I haven’t found much on this topic since most either use time, fining or don’t really care if they have crystal clear beer but I think I’m going to give this a try mostly to remove as much yeast as possible before kegging. Ive read yeast isn’t too good for people with gout and since I get an occasional bout I thought this may help my symptoms a bit.
I’ve read a couple threads on other forums as well as videos on YouTube using whole house water filter housing and various sized micon filters. Seems pretty simple to just use gravity from your fermenter down through the filter and to the keg. Some things I’m worried about is oxidation and not enough umff from gravity to push it through the filter.
My plan is to use one of these whole house canisters and a 5 micron poly spun filter with about a 7’ drop from my 3 gal Speidel fermenter into my keg. I’ve read someone else doing this but they use a 1 mircon to really clear up the beer. According to Wyeast the size of yeast is 5-10 micron so I’ll give the 5 a try first.
Can you chill the beer to low temps? Lager it for weeks and you will get clear beer with little yeast. If you brew ales try 40 to 50F. For lagers I like 30F. The yeast strain will have some influence as to how long you need the cold conditioning.
Pretty much all I brew are lagers with Wyeast 2124. I ferment at 50 for a week, raise to 60 for D rest then cold crash for 3 days before racking to keg. The beer is clear during racking but its still sucking some yeast in because when I empty a keg and look inside there is still sediment on the bottom.
There is some yeast type flakes or something on top when I rack, I don’t know exactly how to explain it but by the time I get down to the bottom during racking some of it gets sucked in and some of it sticks to the side of the fermenter.
Usually the first 2-3 pints have floaties then its clear. When you brew 2.5 gal its kind of a waste to pour 1-2 pints down the drain before I can drink. I’m sure there are a few yeasties getting sucked up throughout the whole keg even though I can’t see them and have relatively clear beer.
Based on your process I agree the best solution would be finings. Added once the beer is cold and left for a 3-day cold rest you should be racking very clear beer over. No need to lager 6 weeks after that treatment either. 1-2 weeks is usually enough.
Anyway, I think your plan is sound. Keep up with the sanitation on the filter, since that will probably be the weak link. 5 micron nominal won’t get all your yeast for powdery strains, so don’t expect it to be a silver bullet.
I’ve thought about gelitan but heard you usually lose a couple pints of jello muck before it clears?
Maybe I’m rushing and need to cold crash longer but I like to brew every other weekend so I have it timed to keg on day 13, harvest slurry and brew another batch the next day. If I filter maybe I could keep my same timeline?
If you crash in the fermenter and give it time to settle in a tight pack, you shouldn’t need to worry too much about yeast carry over. Another trick is to start the siphon in the middle of the fermenter and move it down as needed to maintain the siphon. This will eliminate stabbing and disturbing the cake.

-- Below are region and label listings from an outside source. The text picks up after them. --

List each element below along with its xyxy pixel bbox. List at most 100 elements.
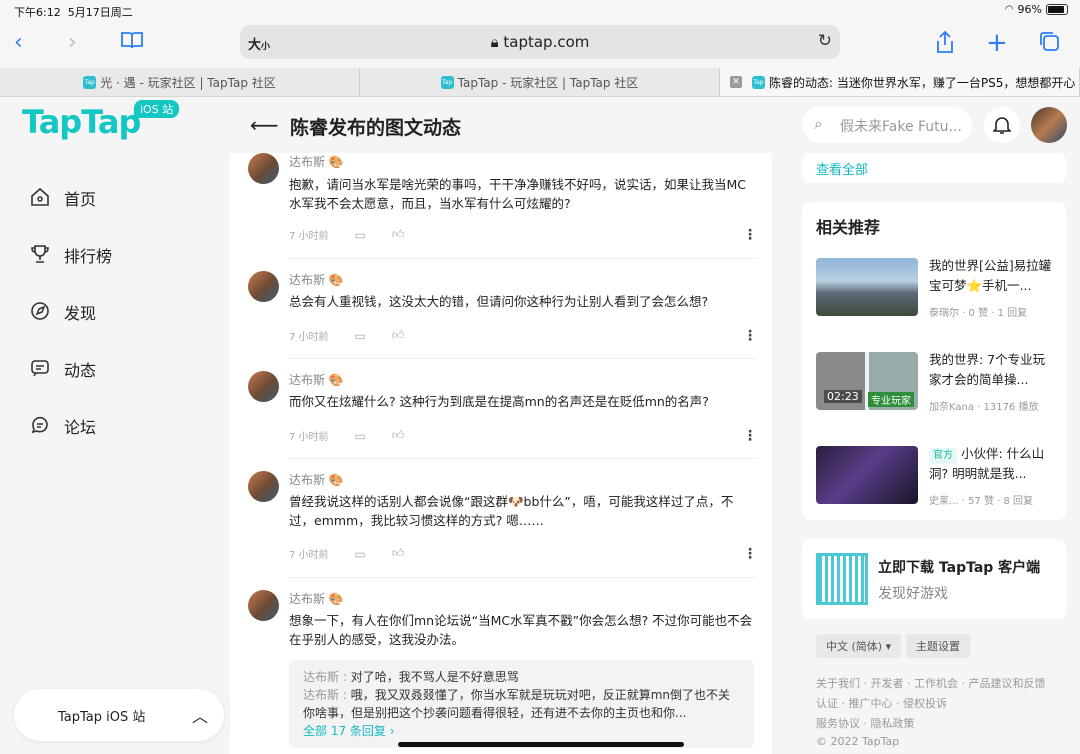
close-tab-icon[interactable]: ✕	[730, 76, 742, 88]
comment-username[interactable]: 达布斯 🎨	[289, 471, 344, 488]
forward-icon[interactable]: ›	[68, 30, 77, 56]
copyright: © 2022 TapTap	[816, 735, 900, 748]
download-title: 立即下载 TapTap 客户端	[878, 560, 1041, 576]
taptap-logo[interactable]: TapTap	[22, 103, 141, 141]
recommendation-meta: 加奈Kana · 13176 播放	[929, 402, 1039, 413]
ios-site-badge: iOS 站	[134, 100, 180, 118]
lock-icon: 🔒︎	[490, 33, 499, 51]
recommendation-item[interactable]: 官方 小伙伴: 什么山洞? 明明就是我... 史莱... · 57 赞 · 8 回…	[816, 446, 1052, 507]
more-options-icon[interactable]: ⋮	[743, 328, 757, 344]
nav-item-home[interactable]: 首页	[28, 183, 96, 213]
bookmarks-icon[interactable]	[120, 30, 144, 58]
nav-item-discover[interactable]: 发现	[28, 297, 96, 327]
back-icon[interactable]: ‹	[14, 30, 23, 56]
avatar[interactable]	[248, 271, 279, 302]
status-bar: 下午6:12 5月17日周二 ◠ 96%	[0, 0, 1080, 22]
video-duration: 02:23	[824, 390, 862, 403]
browser-tab[interactable]: Tap TapTap - 玩家社区 | TapTap 社区	[360, 68, 720, 96]
all-replies-link[interactable]: 全部 17 条回复 ›	[303, 722, 740, 740]
chevron-up-icon[interactable]: ︿	[192, 703, 208, 727]
comment-meta: 7 小时前 ▭ 👍︎ ⋮	[289, 428, 757, 444]
video-overlay-label: 专业玩家	[868, 392, 914, 407]
browser-tab[interactable]: Tap 光 · 遇 - 玩家社区 | TapTap 社区	[0, 68, 360, 96]
back-arrow-icon[interactable]: ⟵	[250, 113, 279, 137]
battery-icon	[1046, 4, 1068, 15]
recommendation-title: 我的世界: 7个专业玩家才会的简单操...	[929, 352, 1046, 387]
ios-site-card[interactable]: TapTap iOS 站 ︿	[14, 689, 224, 741]
reply-icon[interactable]: ▭	[355, 429, 366, 443]
taptap-favicon-icon: Tap	[752, 75, 765, 89]
video-thumbnail: 02:23 专业玩家	[816, 352, 918, 410]
comment-username[interactable]: 达布斯 🎨	[289, 590, 344, 607]
comment-time: 7 小时前	[289, 432, 329, 443]
tabs-overview-icon[interactable]	[1038, 30, 1060, 59]
wifi-icon: ◠	[1004, 4, 1014, 15]
comment-text: 想象一下，有人在你们mn论坛说“当MC水军真不戳”你会怎么想? 不过你可能也不会…	[289, 613, 753, 647]
more-options-icon[interactable]: ⋮	[743, 428, 757, 444]
divider	[289, 458, 757, 459]
nav-item-feed[interactable]: 动态	[28, 354, 96, 384]
recommendation-item[interactable]: 02:23 专业玩家 我的世界: 7个专业玩家才会的简单操... 加奈Kana …	[816, 352, 1052, 413]
share-icon[interactable]	[934, 30, 956, 60]
like-icon[interactable]: 👍︎	[392, 546, 405, 561]
user-avatar[interactable]	[1031, 107, 1067, 143]
avatar[interactable]	[248, 153, 279, 184]
comment-username[interactable]: 达布斯 🎨	[289, 271, 344, 288]
related-card-top: 查看全部	[802, 153, 1066, 183]
reply-icon[interactable]: ▭	[355, 547, 366, 561]
status-right: ◠ 96%	[1005, 3, 1068, 16]
battery-percent: 96%	[1017, 3, 1042, 16]
recommendation-title: 我的世界[公益]易拉罐宝可梦⭐手机一...	[929, 258, 1052, 293]
address-bar[interactable]: 大小 🔒︎ taptap.com ↻	[240, 25, 840, 59]
new-tab-icon[interactable]: +	[986, 30, 1008, 56]
comment-text: 抱歉，请问当水军是啥光荣的事吗，干干净净赚钱不好吗，说实话，如果让我当MC水军我…	[289, 177, 747, 211]
url-text[interactable]: 🔒︎ taptap.com	[240, 33, 840, 51]
comment-text: 曾经我说这样的话别人都会说像“跟这群🐶bb什么”，唔，可能我这样过了点，不过，e…	[289, 494, 734, 528]
browser-tab-active[interactable]: ✕ Tap 陈睿的动态: 当迷你世界水军，赚了一台PS5，想想都开心 |...	[720, 68, 1080, 96]
video-thumbnail	[816, 258, 918, 316]
theme-settings-button[interactable]: 主题设置	[906, 634, 970, 658]
reply-preview[interactable]: 达布斯 : 对了哈，我不骂人是不好意思骂 达布斯 : 哦，我又双叒叕懂了，你当水…	[289, 660, 754, 748]
view-all-link[interactable]: 查看全部	[816, 159, 868, 178]
notification-bell-icon[interactable]	[984, 107, 1020, 143]
footer-links[interactable]: 关于我们 · 开发者 · 工作机会 · 产品建议和反馈	[816, 675, 1045, 691]
video-thumbnail	[816, 446, 918, 504]
download-card[interactable]: 立即下载 TapTap 客户端 发现好游戏	[802, 539, 1066, 619]
footer-links[interactable]: 服务协议 · 隐私政策	[816, 715, 915, 731]
search-input[interactable]: ⌕ 假未来Fake Futu...	[802, 107, 972, 143]
feed-icon	[28, 357, 52, 381]
official-tag: 官方	[929, 448, 957, 464]
nav-item-forum[interactable]: 论坛	[28, 411, 96, 441]
more-options-icon[interactable]: ⋮	[743, 546, 757, 562]
avatar[interactable]	[248, 471, 279, 502]
comment-text: 总会有人重视钱，这没太大的错，但请问你这种行为让别人看到了会怎么想?	[289, 294, 709, 309]
comment-meta: 7 小时前 ▭ 👍︎ ⋮	[289, 546, 757, 562]
avatar[interactable]	[248, 371, 279, 402]
like-icon[interactable]: 👍︎	[392, 328, 405, 343]
recommendation-meta: 史莱... · 57 赞 · 8 回复	[929, 496, 1034, 507]
trophy-icon	[28, 243, 52, 267]
language-select[interactable]: 中文 (简体) ▾	[816, 634, 902, 658]
avatar[interactable]	[248, 590, 279, 621]
download-subtitle: 发现好游戏	[878, 586, 948, 602]
reload-icon[interactable]: ↻	[818, 31, 832, 51]
footer-links[interactable]: 认证 · 推广中心 · 侵权投诉	[816, 695, 947, 711]
recommendations-title: 相关推荐	[816, 218, 881, 237]
comment-username[interactable]: 达布斯 🎨	[289, 371, 344, 388]
left-sidebar: TapTap iOS 站 首页 排行榜 发现 动态 论坛 TapTap iOS …	[0, 97, 240, 754]
discover-icon	[28, 300, 52, 324]
comment-list: 达布斯 🎨 抱歉，请问当水军是啥光荣的事吗，干干净净赚钱不好吗，说实话，如果让我…	[230, 153, 772, 754]
browser-toolbar: ‹ › 大小 🔒︎ taptap.com ↻ +	[0, 22, 1080, 68]
browser-tabs: Tap 光 · 遇 - 玩家社区 | TapTap 社区 Tap TapTap - …	[0, 68, 1080, 97]
reply-icon[interactable]: ▭	[355, 228, 366, 242]
nav-item-rankings[interactable]: 排行榜	[28, 240, 112, 270]
like-icon[interactable]: 👍︎	[392, 428, 405, 443]
search-icon: ⌕	[814, 114, 823, 133]
like-icon[interactable]: 👍︎	[392, 227, 405, 242]
more-options-icon[interactable]: ⋮	[743, 227, 757, 243]
recommendation-item[interactable]: 我的世界[公益]易拉罐宝可梦⭐手机一... 泰瑞尔 · 0 赞 · 1 回复	[816, 258, 1052, 319]
comment-username[interactable]: 达布斯 🎨	[289, 153, 344, 170]
home-indicator	[398, 742, 684, 747]
right-column: ⌕ 假未来Fake Futu... 查看全部 相关推荐 我的世界[公益]易拉罐宝…	[772, 97, 1080, 754]
reply-icon[interactable]: ▭	[355, 329, 366, 343]
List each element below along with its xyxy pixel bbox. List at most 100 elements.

Thanks for all the info and recommendations. I think I still like the idea of filtering. Has anyone tried gravity filtering? What about micron size, should I go lower than 5 micron?
No specific experience but I would start high and go smaller if you results are not acceptable and flow rate is OK. The flow rate may be a hell of a lot lower for finer filters.
+1 - if you’re kegging, then the typical filtration practice I’ve heard of is to jump the beer from one keg to another through the filter. That takes gravity out of the equation, and oxidation as well.